The bomb that brought down Pan Am 103 over Lockerbie, Scotland in 1988 was made with less than one pound of this stuff, indicating its potency. The explosives, which can also be used as triggers for fissionable nuclear material, were under the seal of the International Atomic Energy Agency until the pre-war period when inspectors were asked to leave Iraq.
So we race to Baghdad, we secure the palaces and the oil ministry building, we pull down the statue of Saddam Hussein (staged for a photo-op), we declare “Mission Accomplished” (staged for a photo-op), we send the Iraq Survey Group out to scope locations for weapons of mass destruction, President Bush delivers a Thanksgiving turkey (staged for a photo-op), and we fail to secure the bunker with 350 tons of high explosives?
Mohammed El-Baradei, the director general of the International Atomic Energy Agency, repeatedly made reference to this cache of explosives in the early months of 2003. Paul Bremer was briefed of the missing weapons in May 2004. Condoleezza Rice has known this for a month.

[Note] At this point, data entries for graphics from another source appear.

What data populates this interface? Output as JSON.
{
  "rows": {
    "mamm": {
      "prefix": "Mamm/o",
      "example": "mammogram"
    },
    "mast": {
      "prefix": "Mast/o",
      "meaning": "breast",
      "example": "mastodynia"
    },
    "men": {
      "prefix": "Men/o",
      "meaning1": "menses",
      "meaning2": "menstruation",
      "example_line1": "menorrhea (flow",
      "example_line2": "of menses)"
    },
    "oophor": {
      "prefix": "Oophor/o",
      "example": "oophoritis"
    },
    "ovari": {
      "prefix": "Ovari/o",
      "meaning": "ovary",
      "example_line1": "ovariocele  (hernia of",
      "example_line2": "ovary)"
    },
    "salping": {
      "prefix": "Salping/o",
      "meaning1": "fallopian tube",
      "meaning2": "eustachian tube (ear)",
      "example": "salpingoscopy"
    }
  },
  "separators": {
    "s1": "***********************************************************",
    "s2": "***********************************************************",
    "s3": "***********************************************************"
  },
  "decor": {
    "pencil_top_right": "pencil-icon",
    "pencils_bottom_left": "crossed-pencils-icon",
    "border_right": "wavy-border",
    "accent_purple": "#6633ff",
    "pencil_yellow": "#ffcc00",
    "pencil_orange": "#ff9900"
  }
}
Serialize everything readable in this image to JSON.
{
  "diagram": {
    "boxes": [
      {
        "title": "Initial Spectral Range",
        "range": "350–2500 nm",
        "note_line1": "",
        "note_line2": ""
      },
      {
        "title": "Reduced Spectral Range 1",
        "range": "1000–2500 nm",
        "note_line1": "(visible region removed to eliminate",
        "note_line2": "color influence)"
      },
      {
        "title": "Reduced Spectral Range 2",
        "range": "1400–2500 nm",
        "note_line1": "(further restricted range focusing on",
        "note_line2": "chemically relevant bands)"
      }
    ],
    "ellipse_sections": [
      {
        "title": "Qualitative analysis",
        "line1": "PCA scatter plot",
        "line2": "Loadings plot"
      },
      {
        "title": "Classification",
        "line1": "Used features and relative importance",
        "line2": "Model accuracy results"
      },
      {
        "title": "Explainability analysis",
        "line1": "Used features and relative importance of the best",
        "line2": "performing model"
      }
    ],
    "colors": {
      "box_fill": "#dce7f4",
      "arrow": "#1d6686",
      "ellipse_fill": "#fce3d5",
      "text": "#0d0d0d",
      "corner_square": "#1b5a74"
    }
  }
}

Why are you just finding out now?
Because the Bush administration is desperate to bury information which reflects on its bumbling mismanagement of this war. We had no plan (and still have no plan) to win the peace, and we had insufficient boots on the ground to secure bunkers filled with tons of high explosives. We are most certainly not “safer” because President Bush chose the wrong war in the wrong place at the wrong time.
More than 1,100 of our soldiers have been killed in action, too many because they did not have body armor.
Thank goodness that help is on the way.